BGH zum „Einwirken“ im Sinne des § 176 StGB

Der Bundesgerichtshof hat in einem Beschluss vom 22. Juni 2010 (3 StR 177/10) eine Entscheidung zum Begriff des „Einwirkens“ auf ein Kind im Sinne des § 176 StGB getroffen. Auch für das heute oft verfolgte Phänomen des „Cybergroomings“ ist diese Entscheidung wichtig.

Gründe:

Das Landgericht hat den Angeklagten wegen schweren sexuellen Missbrauchs von Kindern in vier Fällen, wegen sexuellen Missbrauchs von Kindern in neun Fällen und wegen sexueller Nötigung in Tateinheit mit sexuellem Miss-brauch von Kindern zu der Gesamtfreiheitsstrafe von vier Jahren und sechs Monaten verurteilt.

Die hiergegen gerichtete Revision des Angeklagten rügt die Verletzung materiellen Rechts und beanstandet das Verfahren. Das Rechtsmittel hat mit der Sachrüge den aus der Beschlussformel ersichtlichen Teilerfolg; im Übrigen ist es unbegründet im Sinne von § 349 Abs. 2 StPO. 1 1.

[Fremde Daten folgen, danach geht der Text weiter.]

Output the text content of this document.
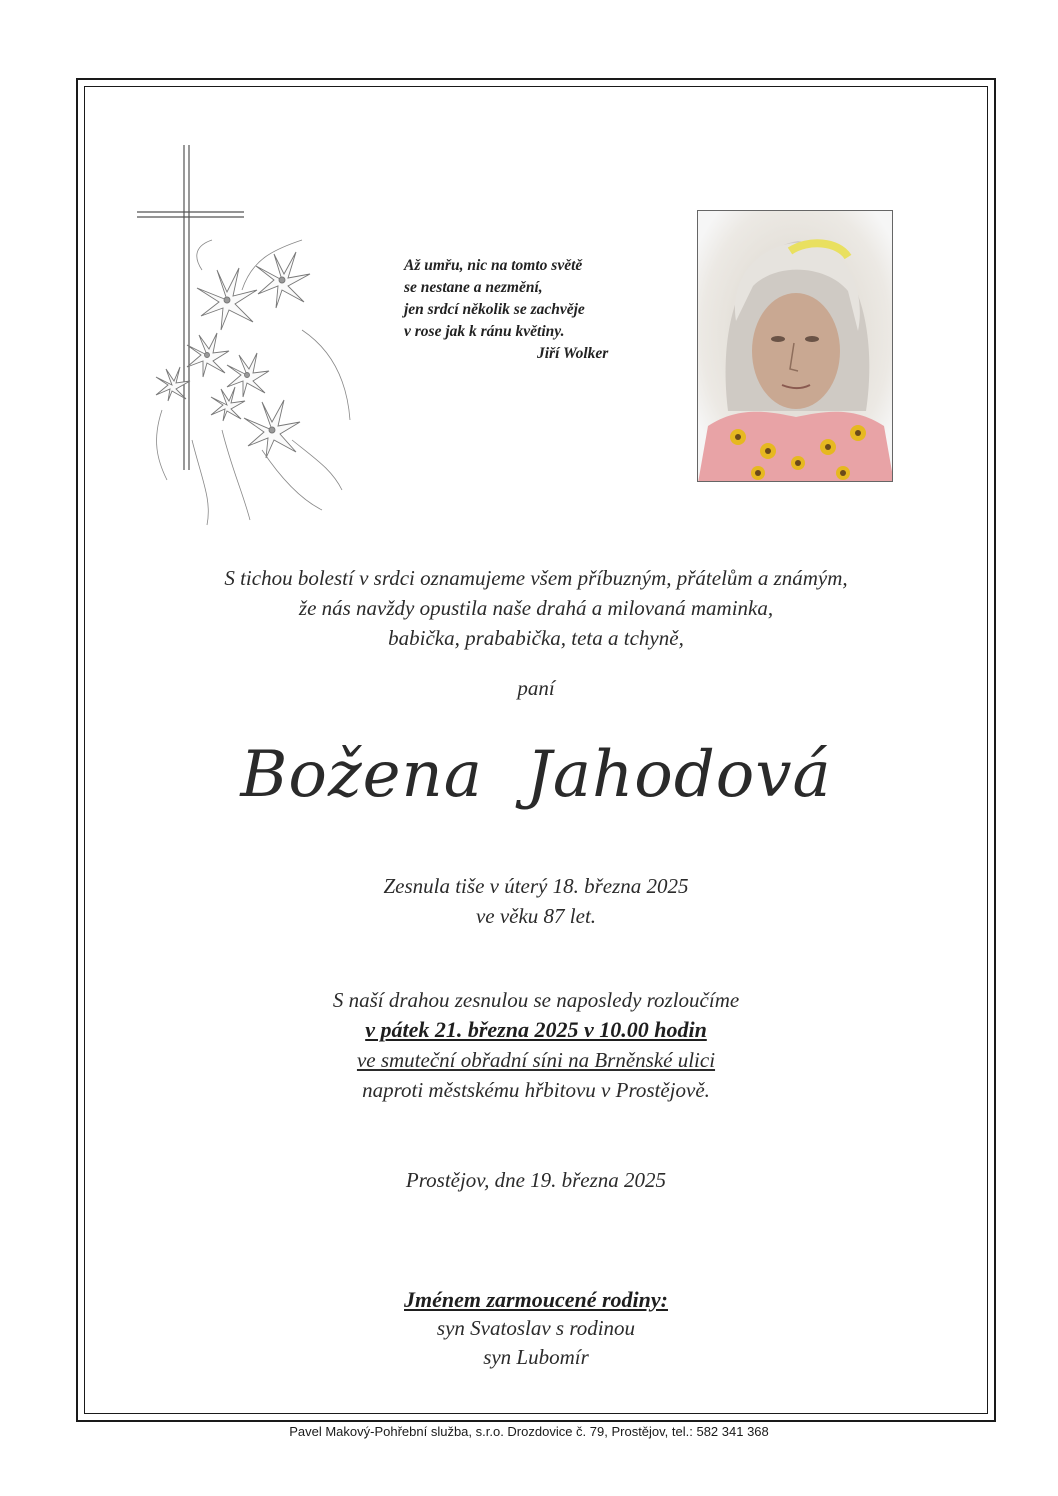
Až umřu, nic na tomto světě
se nestane a nezmění,
jen srdcí několik se zachvěje
v rose jak k ránu květiny.
Jiří Wolker
S tichou bolestí v srdci oznamujeme všem příbuzným, přátelům a známým,
že nás navždy opustila naše drahá a milovaná maminka,
babička, prababička, teta a tchyně,
paní
Božena Jahodová
Zesnula tiše v úterý 18. března 2025
ve věku 87 let.
S naší drahou zesnulou se naposledy rozloučíme
v pátek 21. března 2025 v 10.00 hodin
ve smuteční obřadní síni na Brněnské ulici
naproti městskému hřbitovu v Prostějově.
Prostějov, dne 19. března 2025
Jménem zarmoucené rodiny:
syn Svatoslav s rodinou
syn Lubomír
Pavel Makový-Pohřební služba, s.r.o. Drozdovice č. 79, Prostějov, tel.: 582 341 368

Im Falle II. 12. der Urteilsgründe tragen die insoweit lückenhaften Feststellungen nicht den Schuldspruch wegen sexuellen Missbrauchs von Kin-dern nach § 176 Abs. 3 Nr. 3 StGB in der bis 31. März 2004 geltenden Fassung. 2 Nach den Feststellungen zog der Angeklagte an einem nicht mehr zu ermittelnden Tag im Jahre 2002 die 1991 geborene Tochter Annemarie seiner Lebensgefährtin in der gemeinsamen Wohnung zu seinem Computer und „zeigte ihr pornographische Aufnahmen“. Als sie weggehen wollte, weil sie die Bilder nicht sehen wollte, „versuchte der Angeklagte, sie festzuhalten, ließ sie dann jedoch gehen, als sie sich dagegen wehrte“.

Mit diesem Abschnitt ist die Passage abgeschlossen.